The plus side of growing up in a richly religious country is that what ever the occasion, the banishment of alcohol or the indulgence of desserts we all take part. So prior to fasting from sugar for forty days and forty nights like Jesus in the dessert, we stuff our faces and eat our hearts out with pancakes galore.
For breakfast, again at school or work, and back for more after dinner. We go to town on those pancakes, and if you find yourself abroad for pancake Tuesday as an Irish person then you better get yourself some batter. It's a tradition! No matter where you are, it's still part of you.


The Ireland abroad.

The Traditional Irish pub.

So we travel the world and jump at the thought of exploring new cultures and customs, not to mention being introduced to what people outside Ireland call, "sunshine". It's an amazing thing getting sunburned for the first time. Most people avoid it but if you ever see a pasty white person with red raw burns and a smile from ear to ear you know they're Irish, "it'll turn into tan sure!" With all that in mind, there is nothing better than stumbling into a familiar feeding ground in the heart of the unknown, and it's something us Irish take full advantage of while abroad.

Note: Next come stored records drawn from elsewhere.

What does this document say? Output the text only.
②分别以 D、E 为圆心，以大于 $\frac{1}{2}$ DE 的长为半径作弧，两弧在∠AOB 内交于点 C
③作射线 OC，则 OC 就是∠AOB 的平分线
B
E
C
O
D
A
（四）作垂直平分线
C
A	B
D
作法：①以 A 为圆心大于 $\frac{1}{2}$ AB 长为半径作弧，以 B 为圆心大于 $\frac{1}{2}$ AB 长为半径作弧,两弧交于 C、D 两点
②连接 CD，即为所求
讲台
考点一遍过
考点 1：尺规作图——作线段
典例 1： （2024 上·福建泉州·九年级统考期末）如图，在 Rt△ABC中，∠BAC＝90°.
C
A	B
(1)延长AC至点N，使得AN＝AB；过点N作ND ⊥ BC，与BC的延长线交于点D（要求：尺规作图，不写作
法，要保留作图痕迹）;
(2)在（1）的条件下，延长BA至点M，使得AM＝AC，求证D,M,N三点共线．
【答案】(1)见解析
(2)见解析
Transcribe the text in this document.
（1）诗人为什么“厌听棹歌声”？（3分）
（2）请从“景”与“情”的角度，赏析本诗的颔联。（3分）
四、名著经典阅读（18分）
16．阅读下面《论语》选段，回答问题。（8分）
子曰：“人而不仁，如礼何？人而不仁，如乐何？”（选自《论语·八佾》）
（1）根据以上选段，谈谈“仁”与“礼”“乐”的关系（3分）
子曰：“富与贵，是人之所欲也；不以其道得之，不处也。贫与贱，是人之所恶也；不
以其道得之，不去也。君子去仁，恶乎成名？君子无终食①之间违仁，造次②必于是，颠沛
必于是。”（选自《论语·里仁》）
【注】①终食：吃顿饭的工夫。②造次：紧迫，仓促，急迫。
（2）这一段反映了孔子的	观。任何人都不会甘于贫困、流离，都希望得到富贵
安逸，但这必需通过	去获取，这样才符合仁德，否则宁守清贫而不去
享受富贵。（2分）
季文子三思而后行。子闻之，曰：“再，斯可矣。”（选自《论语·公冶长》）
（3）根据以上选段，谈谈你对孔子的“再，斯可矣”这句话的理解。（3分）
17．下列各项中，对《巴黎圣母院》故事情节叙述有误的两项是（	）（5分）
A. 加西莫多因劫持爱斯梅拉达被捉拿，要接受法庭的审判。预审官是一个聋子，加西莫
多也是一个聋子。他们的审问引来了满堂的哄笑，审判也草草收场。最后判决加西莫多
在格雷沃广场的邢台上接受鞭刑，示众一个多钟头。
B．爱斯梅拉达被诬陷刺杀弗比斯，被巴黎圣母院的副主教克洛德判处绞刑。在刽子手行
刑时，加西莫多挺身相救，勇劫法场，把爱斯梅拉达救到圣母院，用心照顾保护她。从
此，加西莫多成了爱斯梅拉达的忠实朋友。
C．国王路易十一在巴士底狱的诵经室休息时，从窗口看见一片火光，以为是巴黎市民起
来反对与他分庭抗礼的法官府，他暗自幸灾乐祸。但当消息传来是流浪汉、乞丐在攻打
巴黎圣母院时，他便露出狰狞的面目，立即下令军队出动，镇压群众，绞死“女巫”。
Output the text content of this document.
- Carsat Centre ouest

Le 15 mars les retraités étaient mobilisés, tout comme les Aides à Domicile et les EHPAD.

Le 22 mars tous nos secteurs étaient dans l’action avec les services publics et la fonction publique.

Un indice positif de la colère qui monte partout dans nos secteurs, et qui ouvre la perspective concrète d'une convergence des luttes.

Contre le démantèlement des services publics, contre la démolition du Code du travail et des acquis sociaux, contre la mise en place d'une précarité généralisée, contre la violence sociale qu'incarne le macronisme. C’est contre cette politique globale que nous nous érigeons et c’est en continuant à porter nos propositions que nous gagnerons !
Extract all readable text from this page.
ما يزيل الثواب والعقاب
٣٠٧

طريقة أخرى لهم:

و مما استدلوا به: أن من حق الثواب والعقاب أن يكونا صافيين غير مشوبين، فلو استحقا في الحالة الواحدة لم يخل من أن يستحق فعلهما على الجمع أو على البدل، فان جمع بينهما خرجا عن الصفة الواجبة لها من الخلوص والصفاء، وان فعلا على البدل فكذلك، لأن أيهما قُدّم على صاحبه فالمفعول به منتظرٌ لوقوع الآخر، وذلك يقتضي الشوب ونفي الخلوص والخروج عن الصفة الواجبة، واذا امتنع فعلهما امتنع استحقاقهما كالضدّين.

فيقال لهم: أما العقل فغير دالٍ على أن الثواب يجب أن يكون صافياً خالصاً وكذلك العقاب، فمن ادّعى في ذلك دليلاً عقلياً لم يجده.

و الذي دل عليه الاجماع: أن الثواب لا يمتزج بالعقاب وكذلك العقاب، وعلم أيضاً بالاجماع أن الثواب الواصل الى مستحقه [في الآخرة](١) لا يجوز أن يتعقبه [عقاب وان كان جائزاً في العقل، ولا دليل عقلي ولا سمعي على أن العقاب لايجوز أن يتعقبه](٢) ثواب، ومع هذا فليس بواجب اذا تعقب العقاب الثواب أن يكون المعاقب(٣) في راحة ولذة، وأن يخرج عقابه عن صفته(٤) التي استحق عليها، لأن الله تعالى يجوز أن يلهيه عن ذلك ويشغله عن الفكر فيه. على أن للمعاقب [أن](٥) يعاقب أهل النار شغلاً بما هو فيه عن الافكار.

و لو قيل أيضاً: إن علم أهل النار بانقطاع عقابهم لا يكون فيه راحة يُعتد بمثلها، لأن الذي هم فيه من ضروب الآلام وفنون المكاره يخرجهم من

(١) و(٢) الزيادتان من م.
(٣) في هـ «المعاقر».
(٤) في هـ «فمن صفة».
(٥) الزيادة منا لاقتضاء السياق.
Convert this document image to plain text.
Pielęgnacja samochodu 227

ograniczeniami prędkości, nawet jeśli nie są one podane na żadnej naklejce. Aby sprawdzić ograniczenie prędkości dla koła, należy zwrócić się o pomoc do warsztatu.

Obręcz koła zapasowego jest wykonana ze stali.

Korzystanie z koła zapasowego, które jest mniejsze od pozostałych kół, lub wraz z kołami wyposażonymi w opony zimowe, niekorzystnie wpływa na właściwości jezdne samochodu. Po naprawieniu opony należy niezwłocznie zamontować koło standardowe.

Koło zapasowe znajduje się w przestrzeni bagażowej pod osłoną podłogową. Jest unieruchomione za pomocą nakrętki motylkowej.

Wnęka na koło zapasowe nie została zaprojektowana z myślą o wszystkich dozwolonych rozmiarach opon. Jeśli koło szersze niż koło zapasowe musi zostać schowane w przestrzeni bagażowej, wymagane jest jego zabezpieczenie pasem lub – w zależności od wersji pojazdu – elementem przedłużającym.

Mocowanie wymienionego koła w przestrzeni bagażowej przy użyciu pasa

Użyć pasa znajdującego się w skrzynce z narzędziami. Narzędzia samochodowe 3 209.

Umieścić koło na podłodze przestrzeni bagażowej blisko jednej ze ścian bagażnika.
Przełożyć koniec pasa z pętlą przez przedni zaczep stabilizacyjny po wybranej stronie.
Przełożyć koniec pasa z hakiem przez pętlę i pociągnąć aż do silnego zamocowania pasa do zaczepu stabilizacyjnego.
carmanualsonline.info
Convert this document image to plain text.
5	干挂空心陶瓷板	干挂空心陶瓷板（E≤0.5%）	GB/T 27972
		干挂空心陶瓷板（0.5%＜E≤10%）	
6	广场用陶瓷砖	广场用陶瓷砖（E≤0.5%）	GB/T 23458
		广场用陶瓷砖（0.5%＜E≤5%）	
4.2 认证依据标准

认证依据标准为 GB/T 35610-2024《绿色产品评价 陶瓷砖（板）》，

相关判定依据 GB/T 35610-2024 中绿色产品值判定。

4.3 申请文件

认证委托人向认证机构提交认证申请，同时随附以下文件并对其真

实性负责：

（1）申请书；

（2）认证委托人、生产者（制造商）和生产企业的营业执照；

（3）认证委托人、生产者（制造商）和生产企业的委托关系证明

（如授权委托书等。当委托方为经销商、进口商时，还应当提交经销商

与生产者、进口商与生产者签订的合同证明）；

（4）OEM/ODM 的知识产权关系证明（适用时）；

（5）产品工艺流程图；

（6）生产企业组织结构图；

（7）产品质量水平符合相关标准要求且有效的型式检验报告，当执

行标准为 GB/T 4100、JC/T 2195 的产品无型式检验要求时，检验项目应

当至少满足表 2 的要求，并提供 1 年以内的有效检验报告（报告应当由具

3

After a day of taking in a different culture and way of life, take your seat at the comfortable bar while you absorb your new surroundings, safely sipping on a Guinness happy out with life. Birds of a feather, find the first Irish bar and a perch to rest, all the while automatically gravitating towards your fellow Irishman who wouldn't you know is only John and Mary from over the road, Sheila's neighbours the one with the jack russel - yes, we can associate people even through their pets back home.


We all have our own ways, as people and nations. We have mannerisms and social norms, then there are traditions and beliefs that you bring with you no matter where you go. It's nice to know that no matter how long you stay away for, no matter how much alternative cultures and variety in customs you see, your own will always be with you and you never have to worry about losing your own identity, while developing it along the way.